Clairement, je ne suis pas certain, et j’oserais même dire au contraire que je suis plutôt convaincu, que dans nombre de cas, la majorité s’égare pour diverses raisons, et que bien souvent ce sont des minorités, voir des individus qui sont mieux éclairés, mais là j’avoue que défendre cette posture est difficilement concevable, il me semble alors inévitable, de garder le principe démocratique comme base de réflexion, et solution d’alternative possible, à ce qui n’en est plus une.

En effet tant que l’application réelle d’une démocratie effective, dont les rouages restent à définir, n’a pas été expérimenté vraiment et sur une période suffisamment longue tout n’est que conjoncture et hypothèses.

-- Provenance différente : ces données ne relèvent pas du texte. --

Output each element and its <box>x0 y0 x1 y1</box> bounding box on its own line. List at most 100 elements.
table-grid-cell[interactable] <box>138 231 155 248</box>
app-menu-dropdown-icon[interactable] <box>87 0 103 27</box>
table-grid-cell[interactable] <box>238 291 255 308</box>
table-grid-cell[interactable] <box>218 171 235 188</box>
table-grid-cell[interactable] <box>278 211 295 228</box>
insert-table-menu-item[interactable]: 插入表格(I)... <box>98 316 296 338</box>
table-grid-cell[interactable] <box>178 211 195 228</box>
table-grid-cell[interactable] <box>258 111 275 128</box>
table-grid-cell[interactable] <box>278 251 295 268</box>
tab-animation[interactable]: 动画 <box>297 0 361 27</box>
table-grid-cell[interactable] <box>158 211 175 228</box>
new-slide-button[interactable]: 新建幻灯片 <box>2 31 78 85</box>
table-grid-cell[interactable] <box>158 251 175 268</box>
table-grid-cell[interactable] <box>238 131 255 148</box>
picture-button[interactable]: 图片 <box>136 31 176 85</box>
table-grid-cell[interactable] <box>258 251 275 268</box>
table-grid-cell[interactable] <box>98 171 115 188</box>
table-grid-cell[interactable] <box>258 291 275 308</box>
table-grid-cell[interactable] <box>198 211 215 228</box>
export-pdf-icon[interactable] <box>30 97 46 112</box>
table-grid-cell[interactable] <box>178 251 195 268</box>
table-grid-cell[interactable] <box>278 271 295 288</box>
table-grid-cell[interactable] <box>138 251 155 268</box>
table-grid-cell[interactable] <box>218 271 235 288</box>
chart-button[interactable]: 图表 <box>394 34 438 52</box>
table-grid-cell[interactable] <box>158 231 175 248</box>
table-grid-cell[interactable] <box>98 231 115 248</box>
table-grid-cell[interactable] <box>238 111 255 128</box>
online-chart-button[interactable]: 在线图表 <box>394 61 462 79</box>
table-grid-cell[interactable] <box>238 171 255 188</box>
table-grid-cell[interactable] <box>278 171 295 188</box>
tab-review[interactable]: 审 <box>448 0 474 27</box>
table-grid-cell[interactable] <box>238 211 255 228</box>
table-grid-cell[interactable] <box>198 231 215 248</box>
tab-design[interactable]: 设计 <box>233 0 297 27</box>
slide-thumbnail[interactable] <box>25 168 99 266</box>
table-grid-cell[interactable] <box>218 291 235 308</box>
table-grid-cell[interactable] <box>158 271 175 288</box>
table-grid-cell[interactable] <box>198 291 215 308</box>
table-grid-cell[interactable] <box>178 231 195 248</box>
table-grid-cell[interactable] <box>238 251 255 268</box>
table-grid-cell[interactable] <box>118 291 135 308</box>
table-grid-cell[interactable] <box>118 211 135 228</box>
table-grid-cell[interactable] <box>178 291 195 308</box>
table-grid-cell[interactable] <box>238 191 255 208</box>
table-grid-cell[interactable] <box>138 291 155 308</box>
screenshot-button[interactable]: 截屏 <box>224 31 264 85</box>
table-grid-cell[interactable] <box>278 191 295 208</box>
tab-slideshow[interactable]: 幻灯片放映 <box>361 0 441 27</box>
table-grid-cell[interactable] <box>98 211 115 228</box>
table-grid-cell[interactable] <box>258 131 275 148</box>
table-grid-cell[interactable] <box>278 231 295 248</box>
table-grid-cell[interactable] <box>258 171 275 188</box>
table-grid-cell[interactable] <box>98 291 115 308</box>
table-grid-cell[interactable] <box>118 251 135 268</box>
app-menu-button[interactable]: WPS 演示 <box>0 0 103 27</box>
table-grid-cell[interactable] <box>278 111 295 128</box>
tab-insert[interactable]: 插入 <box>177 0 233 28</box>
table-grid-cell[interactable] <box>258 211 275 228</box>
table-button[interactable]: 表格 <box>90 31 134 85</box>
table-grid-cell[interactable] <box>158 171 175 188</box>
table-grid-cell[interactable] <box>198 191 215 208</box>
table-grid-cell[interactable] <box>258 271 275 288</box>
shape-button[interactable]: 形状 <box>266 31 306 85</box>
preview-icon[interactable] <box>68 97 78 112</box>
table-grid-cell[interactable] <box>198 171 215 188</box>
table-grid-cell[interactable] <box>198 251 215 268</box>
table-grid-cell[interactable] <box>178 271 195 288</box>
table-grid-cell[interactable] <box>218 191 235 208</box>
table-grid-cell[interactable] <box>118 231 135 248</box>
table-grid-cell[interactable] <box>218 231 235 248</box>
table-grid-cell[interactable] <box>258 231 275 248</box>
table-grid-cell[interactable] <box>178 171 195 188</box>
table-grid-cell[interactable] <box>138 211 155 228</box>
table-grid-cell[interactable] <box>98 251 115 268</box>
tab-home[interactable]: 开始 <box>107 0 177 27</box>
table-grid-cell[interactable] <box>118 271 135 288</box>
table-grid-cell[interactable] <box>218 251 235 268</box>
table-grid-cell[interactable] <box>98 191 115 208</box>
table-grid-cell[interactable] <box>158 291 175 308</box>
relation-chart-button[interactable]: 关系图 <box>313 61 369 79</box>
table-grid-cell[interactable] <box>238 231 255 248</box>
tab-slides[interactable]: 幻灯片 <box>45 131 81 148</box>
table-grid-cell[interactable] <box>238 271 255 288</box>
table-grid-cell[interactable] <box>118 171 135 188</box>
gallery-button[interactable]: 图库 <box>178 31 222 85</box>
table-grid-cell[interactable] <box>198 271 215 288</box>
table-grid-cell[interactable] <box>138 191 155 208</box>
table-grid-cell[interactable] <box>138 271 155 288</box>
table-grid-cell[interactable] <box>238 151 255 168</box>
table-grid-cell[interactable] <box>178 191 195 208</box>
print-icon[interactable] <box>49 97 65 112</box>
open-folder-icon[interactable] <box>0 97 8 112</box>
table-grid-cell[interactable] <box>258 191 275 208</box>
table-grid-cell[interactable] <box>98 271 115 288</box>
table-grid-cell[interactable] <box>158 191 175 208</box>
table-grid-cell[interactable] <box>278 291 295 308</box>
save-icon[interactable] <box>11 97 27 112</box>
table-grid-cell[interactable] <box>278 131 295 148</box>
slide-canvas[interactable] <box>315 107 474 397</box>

Un nombre grandissant d’initiatives, qui ont même tendance à se multiplier, se propage, le point commun à la plupart d’entre elles, en appelle à une reprise du pouvoir par le peuple, divers moyens sont envisagé pour y parvenir, la plupart se rejoignant sur un point celui de la réécriture de la constitution, tout au moins d’une rectification majeure de celle ci afin de passer à une autre forme de gouvernance. Je sens poindre malgré l’assentiment que j’accorde à cette vision, certains dangers, notamment celui de dérives possibles et de tentative de récupération par des esprits mal intentionnés.

définition démocratie

Je défends toutefois cette orientation possible, pour laquelle il faudrait alors qu’un mouvement majeur se développe, afin qu’au final, si toutefois une telle possibilité venait à se révéler active et entérinée, il y ait bien la plus large participation effective. Ce n’est que si une très large majorité des citoyens s’empare de cette opportunité, que celle ci pourrait devenir valide et légitime, or à mon grand regret, elle n’est pour l’instant encore portée que par des minorités, ne parvenant même pas à s’unir pour une telle cause, ce qui en dit long sur le chemin qu’il reste à parcourir pour qu’un véritable changement de rapport avec la gouvernance ne soit réellement tangible.

Au royaume des utopies, comme vous pourrez le constater j’occupe une place de choix, mais les utopies d’hier, sont les réalités d’aujourd’hui.